The Legal Aid Authority or the court which examines your request for legal aid will inform you in writing about the decision taken by the Authority or the court respectively.
If you are granted legal aid a legal aid counsel will be appointed at the same time. You should therefore contact him or her for further information.
A lawyer or junior barrister or any other suitable person can be appointed your legal aid counsel. If you have proposed a suitable person yourself, he or she can be appointed if it will not significantly increase the costs of the case or if there is no other particular reason for not doing so.
Once legal aid has been granted the state pays the following costs:
Legal aid counsel’s fees up to a maximum of 100 hours, unless the court decides otherwise.
Reasonable costs for submitting evidence in a general court, the Labour Court and the Commercial Court.
Costs of an investigation which is reasonably required to safeguard your rights, up to a maximum of SEK 10 000 (approximately € 1 053).
The cost of mediation in accordance with Section 17 of Chapter 42 of the Code of Judicial Procedure.
Application and handling charges and the cost of enforcement.
Any expenditure which is not covered by legal aid is your responsibility, therefore. However, it is possible to obtain compensation for these expenses from the opposing party if you win the case.

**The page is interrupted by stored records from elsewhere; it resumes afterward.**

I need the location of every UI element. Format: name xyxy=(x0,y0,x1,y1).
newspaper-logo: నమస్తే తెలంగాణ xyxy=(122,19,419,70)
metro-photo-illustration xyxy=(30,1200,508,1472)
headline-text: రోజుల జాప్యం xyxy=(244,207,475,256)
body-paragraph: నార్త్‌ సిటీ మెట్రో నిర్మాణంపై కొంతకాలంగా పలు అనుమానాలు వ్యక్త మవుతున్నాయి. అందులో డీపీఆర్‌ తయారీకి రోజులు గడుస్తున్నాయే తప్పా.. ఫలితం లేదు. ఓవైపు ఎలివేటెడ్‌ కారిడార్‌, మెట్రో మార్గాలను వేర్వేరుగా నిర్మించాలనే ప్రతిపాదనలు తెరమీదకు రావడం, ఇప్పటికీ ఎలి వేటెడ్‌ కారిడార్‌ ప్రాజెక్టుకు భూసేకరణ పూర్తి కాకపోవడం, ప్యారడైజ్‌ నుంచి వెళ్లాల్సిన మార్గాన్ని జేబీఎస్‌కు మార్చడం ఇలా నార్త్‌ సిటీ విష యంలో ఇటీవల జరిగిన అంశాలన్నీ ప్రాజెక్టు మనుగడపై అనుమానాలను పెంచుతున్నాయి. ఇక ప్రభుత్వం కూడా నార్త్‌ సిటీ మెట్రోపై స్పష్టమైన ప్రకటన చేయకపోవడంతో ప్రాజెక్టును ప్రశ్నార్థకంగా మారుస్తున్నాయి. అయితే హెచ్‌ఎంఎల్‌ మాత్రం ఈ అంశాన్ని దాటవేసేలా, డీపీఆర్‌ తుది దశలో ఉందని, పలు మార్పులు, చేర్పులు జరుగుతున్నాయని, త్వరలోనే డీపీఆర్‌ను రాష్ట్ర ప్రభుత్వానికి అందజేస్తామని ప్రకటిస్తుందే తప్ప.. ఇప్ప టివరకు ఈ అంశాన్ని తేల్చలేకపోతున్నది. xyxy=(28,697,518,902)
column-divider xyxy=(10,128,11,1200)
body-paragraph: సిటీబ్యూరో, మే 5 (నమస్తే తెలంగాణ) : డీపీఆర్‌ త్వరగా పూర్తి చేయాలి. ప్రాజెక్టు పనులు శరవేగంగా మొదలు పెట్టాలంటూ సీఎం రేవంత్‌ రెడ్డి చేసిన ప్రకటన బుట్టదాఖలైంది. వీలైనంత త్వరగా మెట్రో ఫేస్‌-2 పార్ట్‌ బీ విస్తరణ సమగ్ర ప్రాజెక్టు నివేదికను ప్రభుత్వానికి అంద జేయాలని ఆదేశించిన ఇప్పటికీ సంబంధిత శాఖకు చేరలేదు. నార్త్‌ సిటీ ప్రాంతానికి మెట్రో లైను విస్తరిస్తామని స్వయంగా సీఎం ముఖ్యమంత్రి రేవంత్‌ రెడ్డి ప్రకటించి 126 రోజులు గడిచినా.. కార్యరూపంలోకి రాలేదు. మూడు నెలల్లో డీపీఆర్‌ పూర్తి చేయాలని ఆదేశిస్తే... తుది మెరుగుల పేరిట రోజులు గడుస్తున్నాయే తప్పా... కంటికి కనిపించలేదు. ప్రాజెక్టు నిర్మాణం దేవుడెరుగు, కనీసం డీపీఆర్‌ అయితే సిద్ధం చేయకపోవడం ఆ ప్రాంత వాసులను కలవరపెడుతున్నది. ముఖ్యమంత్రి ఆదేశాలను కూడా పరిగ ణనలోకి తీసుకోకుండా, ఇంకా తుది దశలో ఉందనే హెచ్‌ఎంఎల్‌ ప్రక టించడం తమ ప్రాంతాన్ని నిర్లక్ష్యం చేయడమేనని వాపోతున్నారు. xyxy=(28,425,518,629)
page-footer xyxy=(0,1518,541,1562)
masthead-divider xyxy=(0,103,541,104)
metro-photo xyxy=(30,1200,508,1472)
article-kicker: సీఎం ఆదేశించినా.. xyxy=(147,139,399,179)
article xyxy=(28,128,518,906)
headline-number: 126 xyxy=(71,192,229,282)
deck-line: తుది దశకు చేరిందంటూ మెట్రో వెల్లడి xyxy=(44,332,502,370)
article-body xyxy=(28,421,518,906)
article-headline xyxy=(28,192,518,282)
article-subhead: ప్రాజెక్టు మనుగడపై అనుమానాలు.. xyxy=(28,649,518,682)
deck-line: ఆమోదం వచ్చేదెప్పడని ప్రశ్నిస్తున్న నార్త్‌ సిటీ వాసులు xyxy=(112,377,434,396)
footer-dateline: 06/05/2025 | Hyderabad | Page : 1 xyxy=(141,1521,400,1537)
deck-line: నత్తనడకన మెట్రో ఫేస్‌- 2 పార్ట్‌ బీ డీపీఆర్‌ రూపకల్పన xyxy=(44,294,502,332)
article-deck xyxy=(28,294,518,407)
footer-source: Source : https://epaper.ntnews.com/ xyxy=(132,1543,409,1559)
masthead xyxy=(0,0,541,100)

If you are granted legal aid you will have to contribute to the costs via a legal aid charge. This charge is made up of a percentage of the cost of your legal aid counsel. The system of charges is made up of six levels, depending on your income; these are expressed in fixed income brackets. The percentages for the various brackets range from 2% to 40%. The income bracket in which you are placed, and therefore what percentage you must pay, is decided on the basis of your financial situation. Your annual income, maintenance liabilities and assets are used to calculate your economic basis. You have to pay the legal aid charge continuously to your legal aid counsel as the costs are incurred.

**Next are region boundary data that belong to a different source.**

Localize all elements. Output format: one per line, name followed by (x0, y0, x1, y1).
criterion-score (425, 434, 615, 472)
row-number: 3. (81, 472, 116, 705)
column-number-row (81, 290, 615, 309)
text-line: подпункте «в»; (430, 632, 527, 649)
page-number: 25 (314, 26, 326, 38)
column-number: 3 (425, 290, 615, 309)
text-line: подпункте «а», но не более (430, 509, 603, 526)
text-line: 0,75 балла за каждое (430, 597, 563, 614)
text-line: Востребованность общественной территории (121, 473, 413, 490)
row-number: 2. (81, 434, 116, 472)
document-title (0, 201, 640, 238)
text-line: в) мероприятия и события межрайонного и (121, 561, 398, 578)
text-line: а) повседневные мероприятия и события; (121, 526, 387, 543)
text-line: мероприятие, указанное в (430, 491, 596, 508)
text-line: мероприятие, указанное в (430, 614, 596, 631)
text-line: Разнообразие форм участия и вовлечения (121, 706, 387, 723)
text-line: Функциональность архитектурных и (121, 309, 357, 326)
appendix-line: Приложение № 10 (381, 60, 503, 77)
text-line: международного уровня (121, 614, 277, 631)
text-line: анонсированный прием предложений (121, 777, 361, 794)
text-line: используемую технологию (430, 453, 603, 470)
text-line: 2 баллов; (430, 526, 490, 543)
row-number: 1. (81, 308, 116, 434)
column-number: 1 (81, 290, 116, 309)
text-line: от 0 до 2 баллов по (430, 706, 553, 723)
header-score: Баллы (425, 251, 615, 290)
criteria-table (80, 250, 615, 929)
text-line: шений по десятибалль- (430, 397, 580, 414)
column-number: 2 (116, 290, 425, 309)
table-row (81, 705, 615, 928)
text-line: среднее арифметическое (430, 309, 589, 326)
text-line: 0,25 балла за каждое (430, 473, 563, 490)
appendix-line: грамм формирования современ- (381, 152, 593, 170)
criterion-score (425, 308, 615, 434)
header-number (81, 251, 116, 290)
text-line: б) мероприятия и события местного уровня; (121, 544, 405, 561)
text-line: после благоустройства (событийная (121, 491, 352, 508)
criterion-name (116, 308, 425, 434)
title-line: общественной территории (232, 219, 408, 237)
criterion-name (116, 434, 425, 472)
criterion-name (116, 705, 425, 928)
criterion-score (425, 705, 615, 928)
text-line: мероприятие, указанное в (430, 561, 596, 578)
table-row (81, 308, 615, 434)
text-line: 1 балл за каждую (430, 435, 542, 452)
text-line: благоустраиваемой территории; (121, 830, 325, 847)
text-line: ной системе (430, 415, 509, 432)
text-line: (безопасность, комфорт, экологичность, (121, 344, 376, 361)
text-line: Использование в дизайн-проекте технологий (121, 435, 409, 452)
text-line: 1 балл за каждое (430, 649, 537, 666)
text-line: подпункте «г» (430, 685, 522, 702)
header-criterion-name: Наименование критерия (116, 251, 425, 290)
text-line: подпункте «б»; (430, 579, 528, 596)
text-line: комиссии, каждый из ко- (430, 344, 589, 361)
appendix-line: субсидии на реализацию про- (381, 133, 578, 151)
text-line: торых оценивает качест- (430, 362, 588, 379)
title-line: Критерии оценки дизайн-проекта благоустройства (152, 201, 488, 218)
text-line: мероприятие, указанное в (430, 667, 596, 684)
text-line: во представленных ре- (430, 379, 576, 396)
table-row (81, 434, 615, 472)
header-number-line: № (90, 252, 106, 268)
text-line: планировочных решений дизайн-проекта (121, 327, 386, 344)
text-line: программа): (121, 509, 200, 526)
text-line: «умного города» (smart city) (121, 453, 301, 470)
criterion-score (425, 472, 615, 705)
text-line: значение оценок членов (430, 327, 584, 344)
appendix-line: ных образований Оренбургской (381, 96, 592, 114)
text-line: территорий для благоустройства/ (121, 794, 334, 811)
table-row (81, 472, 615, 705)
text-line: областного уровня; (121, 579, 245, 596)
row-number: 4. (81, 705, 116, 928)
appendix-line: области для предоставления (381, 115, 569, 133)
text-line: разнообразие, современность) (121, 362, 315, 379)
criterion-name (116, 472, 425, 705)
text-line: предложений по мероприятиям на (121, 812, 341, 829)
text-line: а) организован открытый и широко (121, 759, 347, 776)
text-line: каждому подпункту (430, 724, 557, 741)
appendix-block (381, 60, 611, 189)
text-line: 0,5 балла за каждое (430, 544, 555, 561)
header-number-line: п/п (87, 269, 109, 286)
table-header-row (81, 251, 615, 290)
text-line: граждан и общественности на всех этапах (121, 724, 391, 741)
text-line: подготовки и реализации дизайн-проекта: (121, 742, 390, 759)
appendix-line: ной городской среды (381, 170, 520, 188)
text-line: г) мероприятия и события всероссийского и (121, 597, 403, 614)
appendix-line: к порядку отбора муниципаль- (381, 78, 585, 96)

If you are granted legal aid you have access to all the benefits of the Swedish legal aid system (see 12 above). It is therefore not possible to receive legal aid for one particular part only.
On the other hand, it is possible, in addition to the legal aid system, to obtain financial assistance for certain expenditure in connection with a legal action, specifically travel expenses to get to the court and expenses for a witness summoned to appear in court. Thus, if you are a party to a case or legal matter and have been summoned to appear before the court, you can have your travel and subsistence expenses paid by the state if they are considered to be reasonable (Chapter 11, Section 6 of the Code of Judicial Procedure). The state may also, if it is reasonable having regard to your financial circumstances, pay compensation to a witness for necessary costs for travel and subsistence and for loss of time (Chapter 36, Section 24 of the Code of Judicial Procedure). Compensation for travel and subsistence expenses in connection with an appearance in court is not available for legal persons.

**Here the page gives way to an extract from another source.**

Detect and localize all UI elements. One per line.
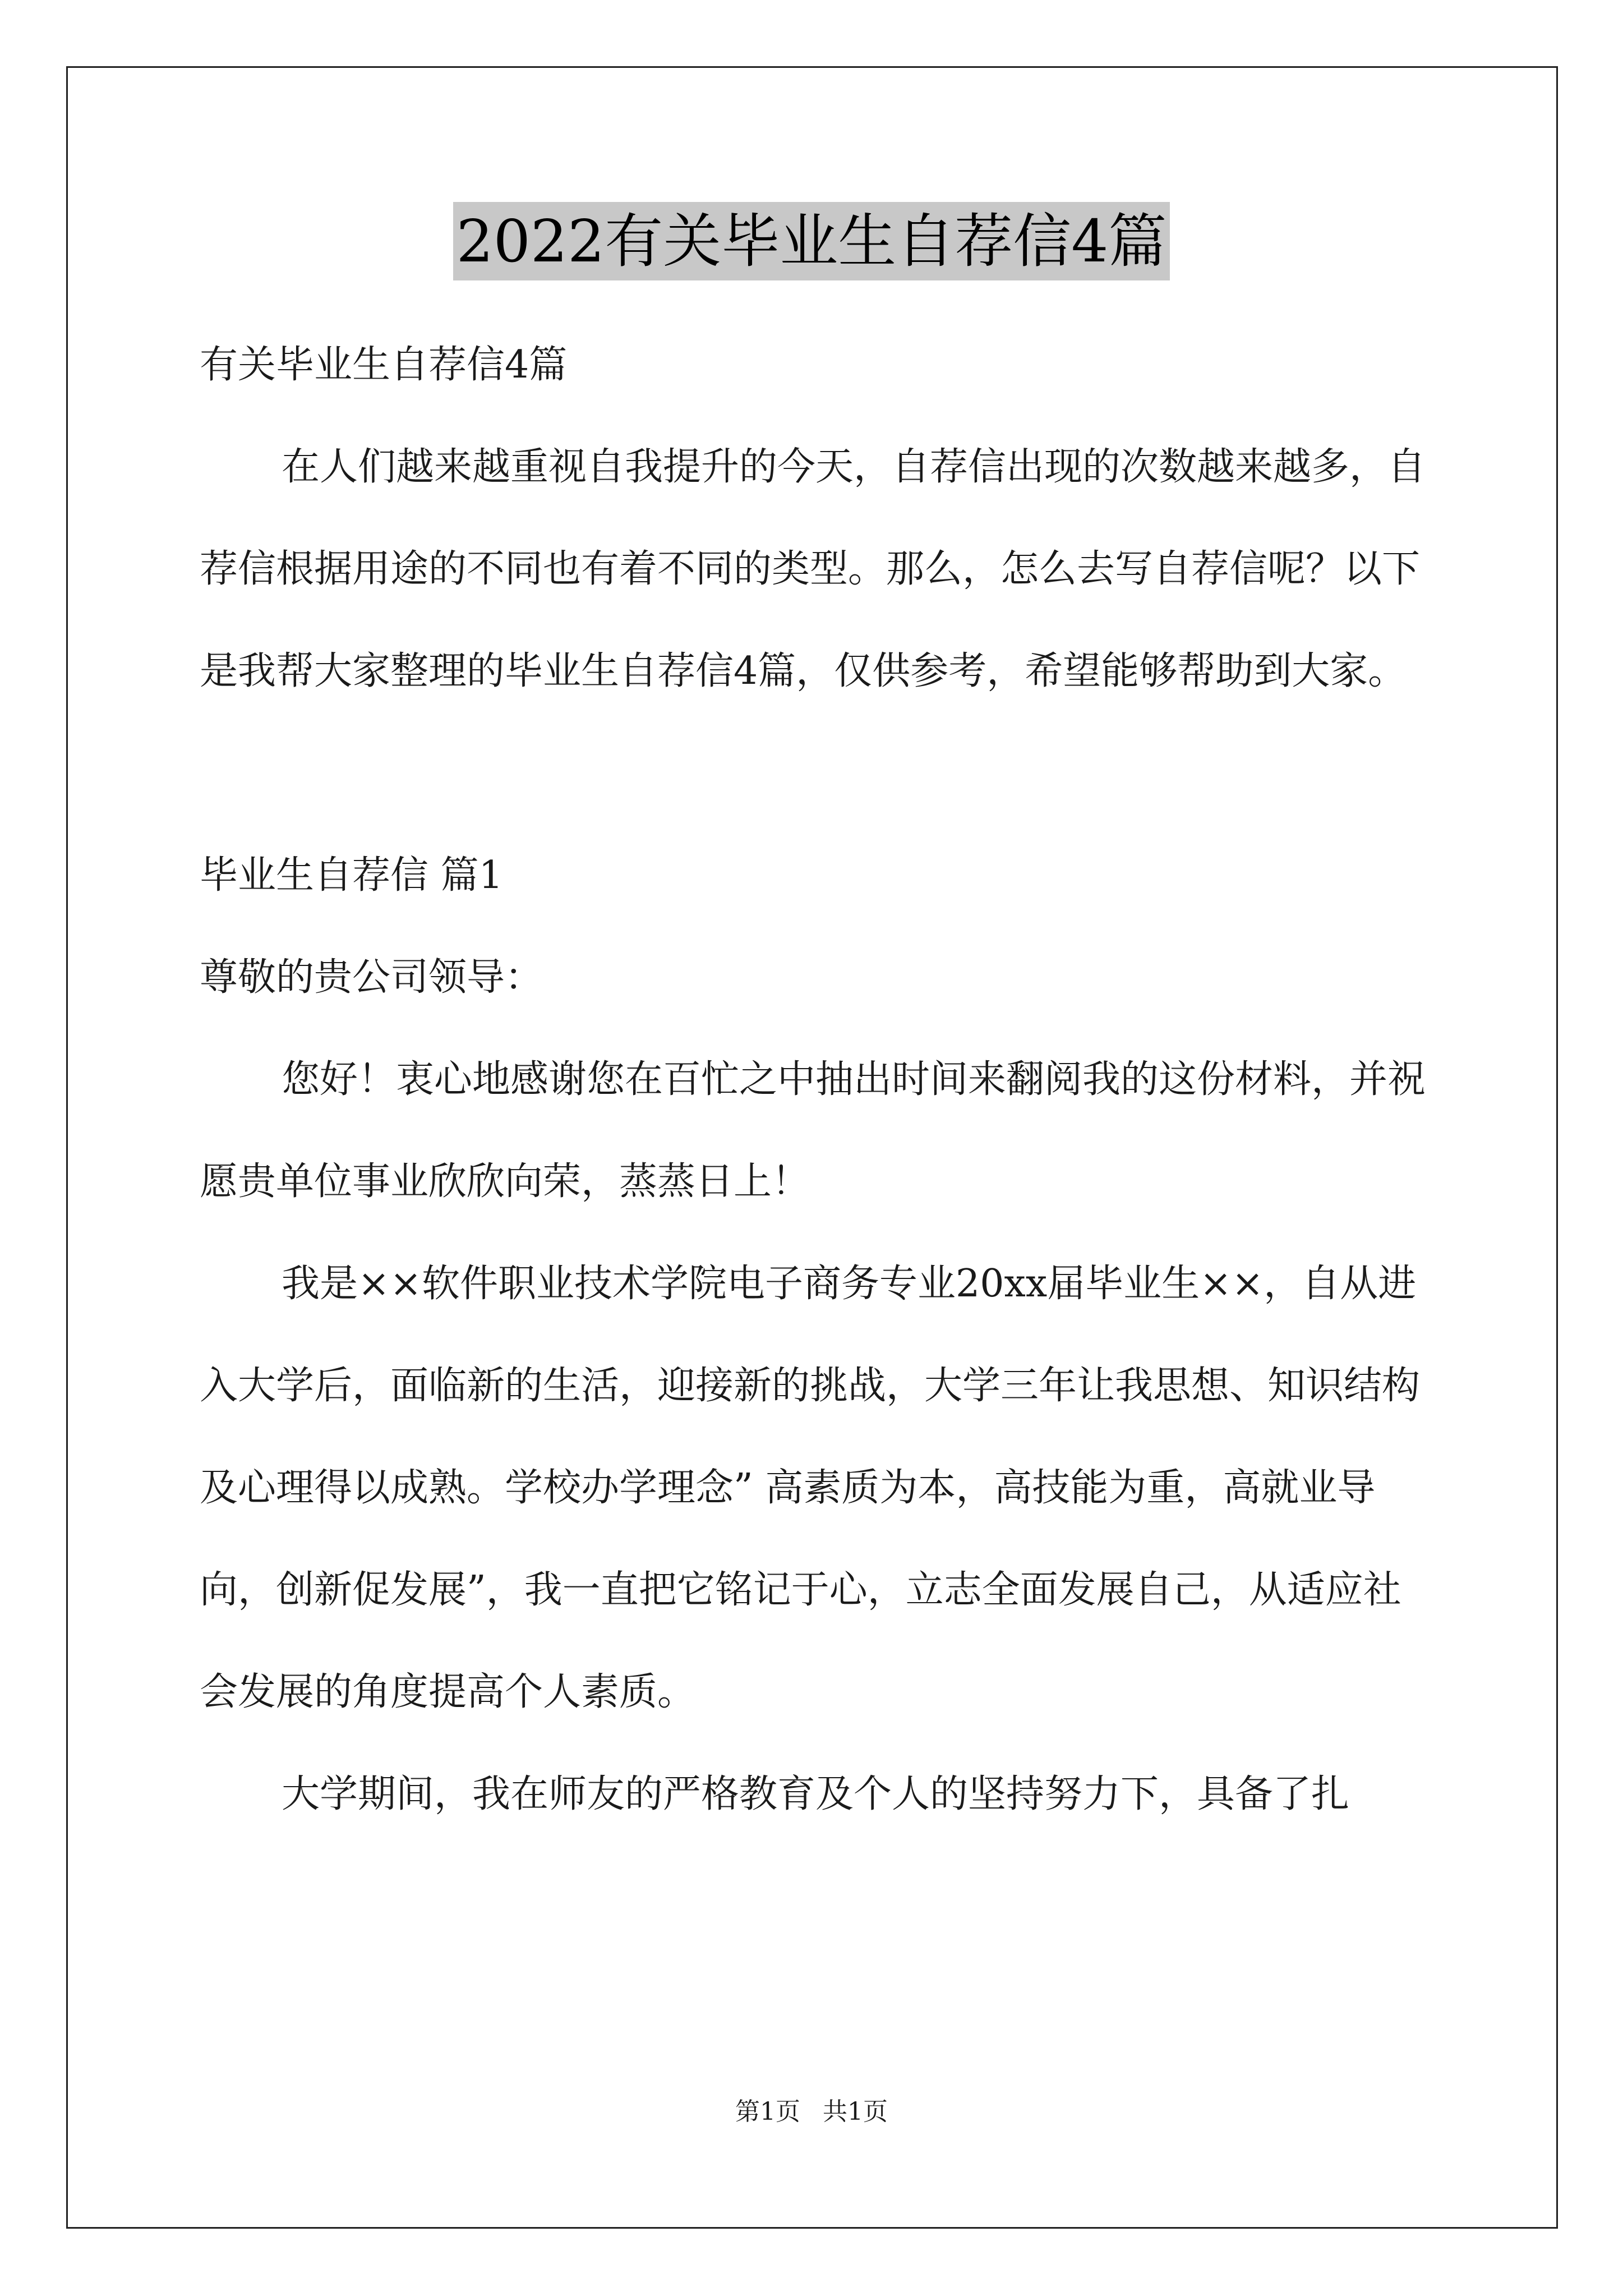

When the legal proceedings are considered closed, you will of course stop receiving legal aid. As a rule, legal aid must also stop if your legal aid counsel has worked 100 hours. However, the court can decide that the legal aid must continue.
In certain cases, legal aid can also come to an end prematurely – for example, if you do not pay your legal aid charge or if you have provided incorrect information and the legal aid would not have been granted if the correct information had been given. Another reason why your legal aid might end early is if your legal aid counsel has worked 100 hours and a court has not decided that the legal aid should continue.
Both you and the National Courts Administration can appeal against a decision not to grant legal aid. If the decision was taken by a court it can be appealed against in the same way as any other decision. When the court notifies you of its decision in writing it also tells you how you can appeal. If it is the Legal Aid Authority which took the decision any appeal must be lodged with the Legal Aid Board.